If you need to influence an important buyer, don’t “sell” or “present” – tell a compelling story instead.

When it comes to sales presentations, focus on creating authentic stories to move and captivate your target buyers.  For the story to be authentic, it must be genuine to both the teller and the listener.  Some sales presentation professionals will tell you to “do and say whatever it takes” to close the deal but this is one of the biggest misconceptions about both sales and storytelling.  Not only is that approach unethical, but telling an exaggerated or made-up story decreases your chances of success by reducing trust.

Truthfulness is one of the most important elements of storytelling and sales.  For a story to be effective, the storyteller must be 100% congruent with the story and know it thoroughly.  How you look, what you say, and how you say it must all be in alignment to truly reach your audience.

To change minds, make sure that your story weaves together heartfelt anecdotes and compelling facts and follows three simple rules:

  1. Have an Intriguing Point View. When it comes to being influenced, people prefer to be prompted to think differently than to be told what to do or how to think.  Good stories always have a compelling message or moral that makes people examine how they are thinking and acting.

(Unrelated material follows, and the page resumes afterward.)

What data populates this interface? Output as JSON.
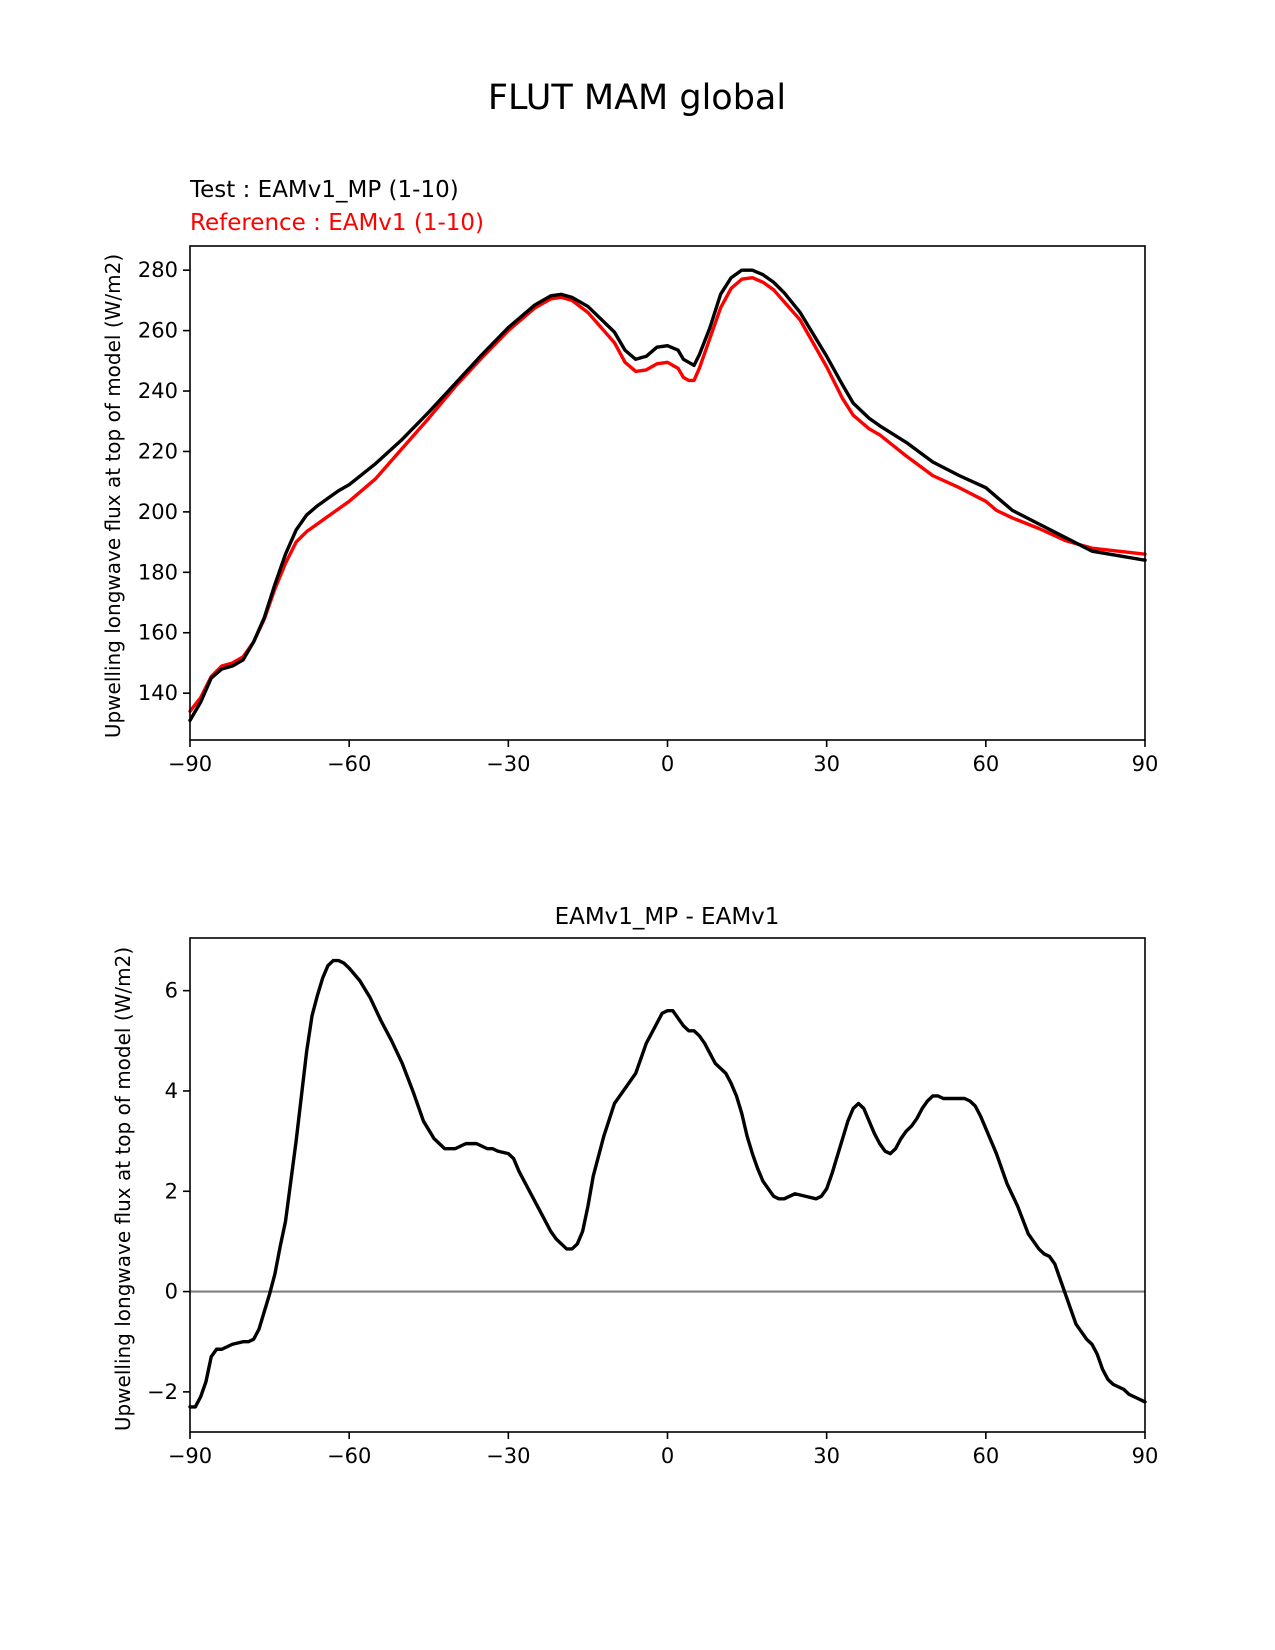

Great stories tend to grab the audience’s attention right from the start.
  2. Frame Examples and Facts to Your Audience. While good storytellers retain the major fabric of their stories, they never tell the story in the same way twice.  Experts tailor their illustrations to the situation and select supporting facts that resonate with their audience.  This can be the difference between a well-crafted story that transforms a relationship and one that fails to persuade its audience. While the greats make it look easy, being able to tailor your story to the situation takes extensive preparation and research to flex to different audiences.
  3. Believe.  To be engaged, your audience must feel conviction.  Your belief becomes evident through your choice of images, metaphors, words and body language – the more personal and relevant the story and the more vulnerable you seem, the better.  Be yourself and speak from the heart.  If the audience senses doubt or uncertainty, you can lose them.  And don’t underestimate the power of authentic passion.  As long as you are not blinded to alternate views, strong emotions can hold the interest of listeners and make a good story great.

When used correctly, stories are powerful tools of persuasion.